Fortsetzung der Gespräche in Charkow: Der zweite Runde Tisch zur Krisenbewältigung in der Ukraine findet am Samstag in der Millionenstadt Charkow statt. Zu dem Treffen seien Abgeordnete und Regierungspolitiker eingeladen, aber erneut keine Vertreter der Separatisten, teilte die prowestliche Führung in Kiew mit. Unter anderem werden die früheren Staatspräsidenten Leonid Krawtschuk und Leonid Kutschma sowie Regierungschef Arseni Jazenjuk erwartet. Charkow liegt etwa 450 Kilometer östlich von Kiew und knapp 300 Kilometer nördlich von Donezk.
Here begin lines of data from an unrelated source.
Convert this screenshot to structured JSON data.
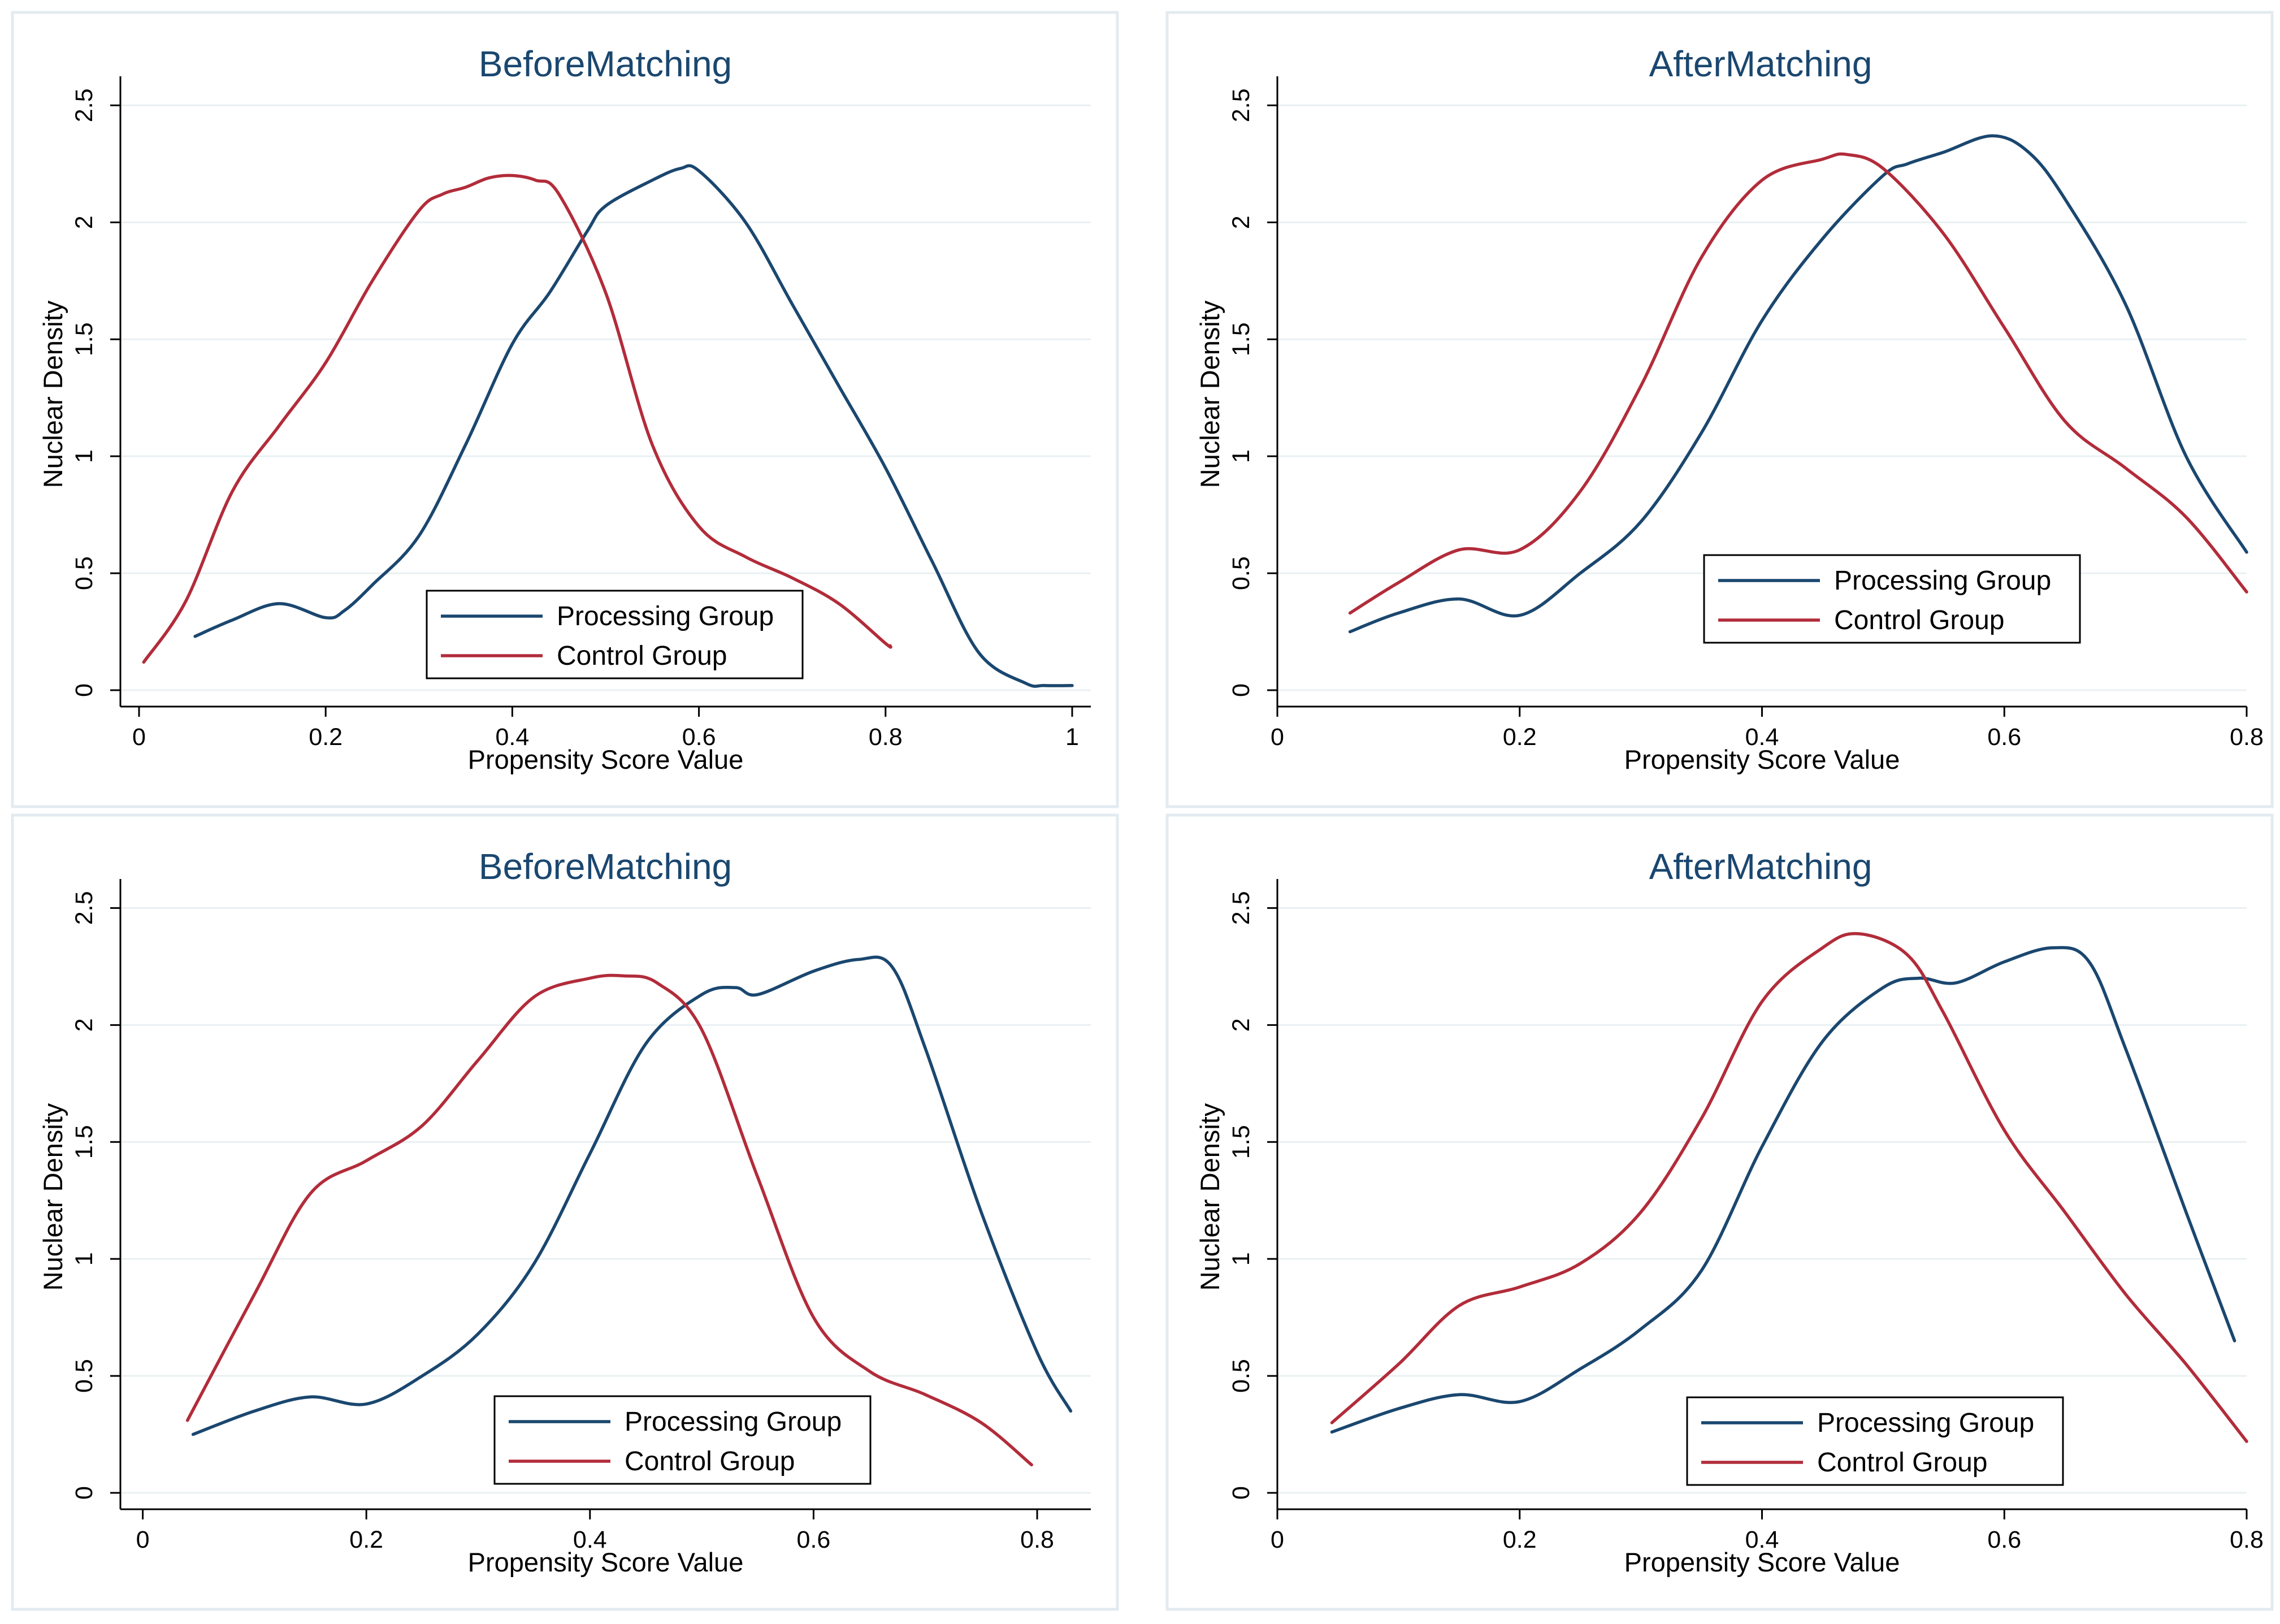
{
  "colors": {
    "processing": "#1a476f",
    "control": "#b22c3a",
    "title": "#1a476f"
  },
  "chart_data": [
    {
      "type": "line",
      "title": "BeforeMatching",
      "xlabel": "Propensity Score Value",
      "ylabel": "Nuclear Density",
      "xlim": [
        -0.02,
        1.02
      ],
      "ylim": [
        -0.07,
        2.6
      ],
      "xticks": [
        0,
        0.2,
        0.4,
        0.6,
        0.8,
        1
      ],
      "xtick_labels": [
        "0",
        "0.2",
        "0.4",
        "0.6",
        "0.8",
        "1"
      ],
      "yticks": [
        0,
        0.5,
        1,
        1.5,
        2,
        2.5
      ],
      "ytick_labels": [
        "0",
        "0.5",
        "1",
        "1.5",
        "2",
        "2.5"
      ],
      "grid": true,
      "legend_position": "bottom-center",
      "series": [
        {
          "name": "Processing Group",
          "color": "#1a476f",
          "x": [
            0.06,
            0.1,
            0.15,
            0.2,
            0.22,
            0.25,
            0.3,
            0.35,
            0.4,
            0.44,
            0.48,
            0.5,
            0.55,
            0.58,
            0.6,
            0.65,
            0.7,
            0.75,
            0.8,
            0.85,
            0.9,
            0.95,
            0.97,
            1.0
          ],
          "y": [
            0.23,
            0.3,
            0.37,
            0.31,
            0.34,
            0.45,
            0.66,
            1.05,
            1.48,
            1.7,
            1.96,
            2.07,
            2.18,
            2.23,
            2.22,
            2.0,
            1.65,
            1.3,
            0.95,
            0.55,
            0.16,
            0.03,
            0.02,
            0.02
          ]
        },
        {
          "name": "Control Group",
          "color": "#b22c3a",
          "x": [
            0.005,
            0.05,
            0.1,
            0.15,
            0.2,
            0.25,
            0.3,
            0.325,
            0.35,
            0.375,
            0.4,
            0.425,
            0.45,
            0.5,
            0.55,
            0.6,
            0.65,
            0.7,
            0.75,
            0.8,
            0.805
          ],
          "y": [
            0.12,
            0.38,
            0.85,
            1.13,
            1.4,
            1.75,
            2.05,
            2.12,
            2.15,
            2.19,
            2.2,
            2.18,
            2.12,
            1.7,
            1.05,
            0.7,
            0.57,
            0.48,
            0.37,
            0.2,
            0.19
          ]
        }
      ]
    },
    {
      "type": "line",
      "title": "AfterMatching",
      "xlabel": "Propensity Score Value",
      "ylabel": "Nuclear Density",
      "xlim": [
        0,
        0.8
      ],
      "ylim": [
        -0.07,
        2.6
      ],
      "xticks": [
        0,
        0.2,
        0.4,
        0.6,
        0.8
      ],
      "xtick_labels": [
        "0",
        "0.2",
        "0.4",
        "0.6",
        "0.8"
      ],
      "yticks": [
        0,
        0.5,
        1,
        1.5,
        2,
        2.5
      ],
      "ytick_labels": [
        "0",
        "0.5",
        "1",
        "1.5",
        "2",
        "2.5"
      ],
      "grid": true,
      "legend_position": "bottom-right",
      "series": [
        {
          "name": "Processing Group",
          "color": "#1a476f",
          "x": [
            0.06,
            0.1,
            0.15,
            0.2,
            0.25,
            0.3,
            0.35,
            0.4,
            0.45,
            0.5,
            0.52,
            0.55,
            0.59,
            0.62,
            0.65,
            0.7,
            0.75,
            0.8
          ],
          "y": [
            0.25,
            0.33,
            0.39,
            0.32,
            0.5,
            0.72,
            1.1,
            1.58,
            1.93,
            2.2,
            2.25,
            2.3,
            2.37,
            2.3,
            2.1,
            1.65,
            1.0,
            0.59
          ]
        },
        {
          "name": "Control Group",
          "color": "#b22c3a",
          "x": [
            0.06,
            0.1,
            0.15,
            0.2,
            0.25,
            0.3,
            0.35,
            0.4,
            0.45,
            0.47,
            0.5,
            0.55,
            0.6,
            0.65,
            0.7,
            0.75,
            0.8
          ],
          "y": [
            0.33,
            0.46,
            0.6,
            0.6,
            0.85,
            1.3,
            1.85,
            2.18,
            2.27,
            2.29,
            2.23,
            1.95,
            1.55,
            1.15,
            0.95,
            0.74,
            0.42
          ]
        }
      ]
    },
    {
      "type": "line",
      "title": "BeforeMatching",
      "xlabel": "Propensity Score Value",
      "ylabel": "Nuclear Density",
      "xlim": [
        -0.02,
        0.848
      ],
      "ylim": [
        -0.07,
        2.6
      ],
      "xticks": [
        0,
        0.2,
        0.4,
        0.6,
        0.8
      ],
      "xtick_labels": [
        "0",
        "0.2",
        "0.4",
        "0.6",
        "0.8"
      ],
      "yticks": [
        0,
        0.5,
        1,
        1.5,
        2,
        2.5
      ],
      "ytick_labels": [
        "0",
        "0.5",
        "1",
        "1.5",
        "2",
        "2.5"
      ],
      "grid": true,
      "legend_position": "bottom-center",
      "series": [
        {
          "name": "Processing Group",
          "color": "#1a476f",
          "x": [
            0.045,
            0.1,
            0.15,
            0.2,
            0.25,
            0.3,
            0.35,
            0.4,
            0.45,
            0.5,
            0.53,
            0.55,
            0.6,
            0.64,
            0.67,
            0.7,
            0.75,
            0.8,
            0.83
          ],
          "y": [
            0.25,
            0.35,
            0.41,
            0.38,
            0.5,
            0.68,
            0.98,
            1.45,
            1.92,
            2.13,
            2.16,
            2.13,
            2.23,
            2.28,
            2.25,
            1.9,
            1.2,
            0.6,
            0.35
          ]
        },
        {
          "name": "Control Group",
          "color": "#b22c3a",
          "x": [
            0.04,
            0.1,
            0.15,
            0.2,
            0.25,
            0.3,
            0.35,
            0.4,
            0.43,
            0.46,
            0.5,
            0.55,
            0.6,
            0.65,
            0.7,
            0.75,
            0.795
          ],
          "y": [
            0.31,
            0.85,
            1.28,
            1.42,
            1.57,
            1.85,
            2.12,
            2.2,
            2.21,
            2.18,
            1.98,
            1.35,
            0.75,
            0.52,
            0.42,
            0.3,
            0.12
          ]
        }
      ]
    },
    {
      "type": "line",
      "title": "AfterMatching",
      "xlabel": "Propensity Score Value",
      "ylabel": "Nuclear Density",
      "xlim": [
        0,
        0.8
      ],
      "ylim": [
        -0.07,
        2.6
      ],
      "xticks": [
        0,
        0.2,
        0.4,
        0.6,
        0.8
      ],
      "xtick_labels": [
        "0",
        "0.2",
        "0.4",
        "0.6",
        "0.8"
      ],
      "yticks": [
        0,
        0.5,
        1,
        1.5,
        2,
        2.5
      ],
      "ytick_labels": [
        "0",
        "0.5",
        "1",
        "1.5",
        "2",
        "2.5"
      ],
      "grid": true,
      "legend_position": "bottom-right",
      "series": [
        {
          "name": "Processing Group",
          "color": "#1a476f",
          "x": [
            0.045,
            0.1,
            0.15,
            0.2,
            0.25,
            0.3,
            0.35,
            0.4,
            0.45,
            0.5,
            0.53,
            0.56,
            0.6,
            0.64,
            0.67,
            0.7,
            0.75,
            0.79
          ],
          "y": [
            0.26,
            0.36,
            0.42,
            0.39,
            0.53,
            0.7,
            0.95,
            1.48,
            1.93,
            2.16,
            2.2,
            2.18,
            2.27,
            2.33,
            2.27,
            1.9,
            1.2,
            0.65
          ]
        },
        {
          "name": "Control Group",
          "color": "#b22c3a",
          "x": [
            0.045,
            0.1,
            0.15,
            0.2,
            0.25,
            0.3,
            0.35,
            0.4,
            0.45,
            0.48,
            0.52,
            0.55,
            0.6,
            0.65,
            0.7,
            0.75,
            0.8
          ],
          "y": [
            0.3,
            0.55,
            0.8,
            0.88,
            0.98,
            1.2,
            1.6,
            2.1,
            2.33,
            2.39,
            2.3,
            2.05,
            1.55,
            1.2,
            0.85,
            0.55,
            0.22
          ]
        }
      ]
    }
  ]
}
Kritik an Ferber aus eigener Partei: CSU-Chef Horst Seehofer hat den Spitzenkandidaten seiner Partei für die Europawahl, Markus Ferber, nach Kritik an Außenminister Frank-Walter Steinmeier (SPD) zur Ordnung gerufen. In einem Telefonat habe Seehofer seinem Unmut Luft gemacht, berichtet Die Welt. Ferber hatte Steinmeiers jüngste Vermittlungsbemühungen in der Ukraine bei Spiegel Online mit den Worten kommentiert: "Außer Spesen nichts gewesen." Nicht nur in der SPD löste er damit Empörung aus. Demonstratives Lob für Steinmeier kam aus der CDU. Kanzlerin Angela Merkel sagte am Rande einer Wahlkampfveranstaltung in Greifswald: "Herr Steinmeier und ich, der Außenminister und die Bundeskanzlerin, arbeiten hier ganz eng wie die ganze Bundesregierung zusammen. Wir suchen Gespräche, wir suchen Lösungen durch Verhandlungen und auf diesem Weg werden wir auch weiter machen."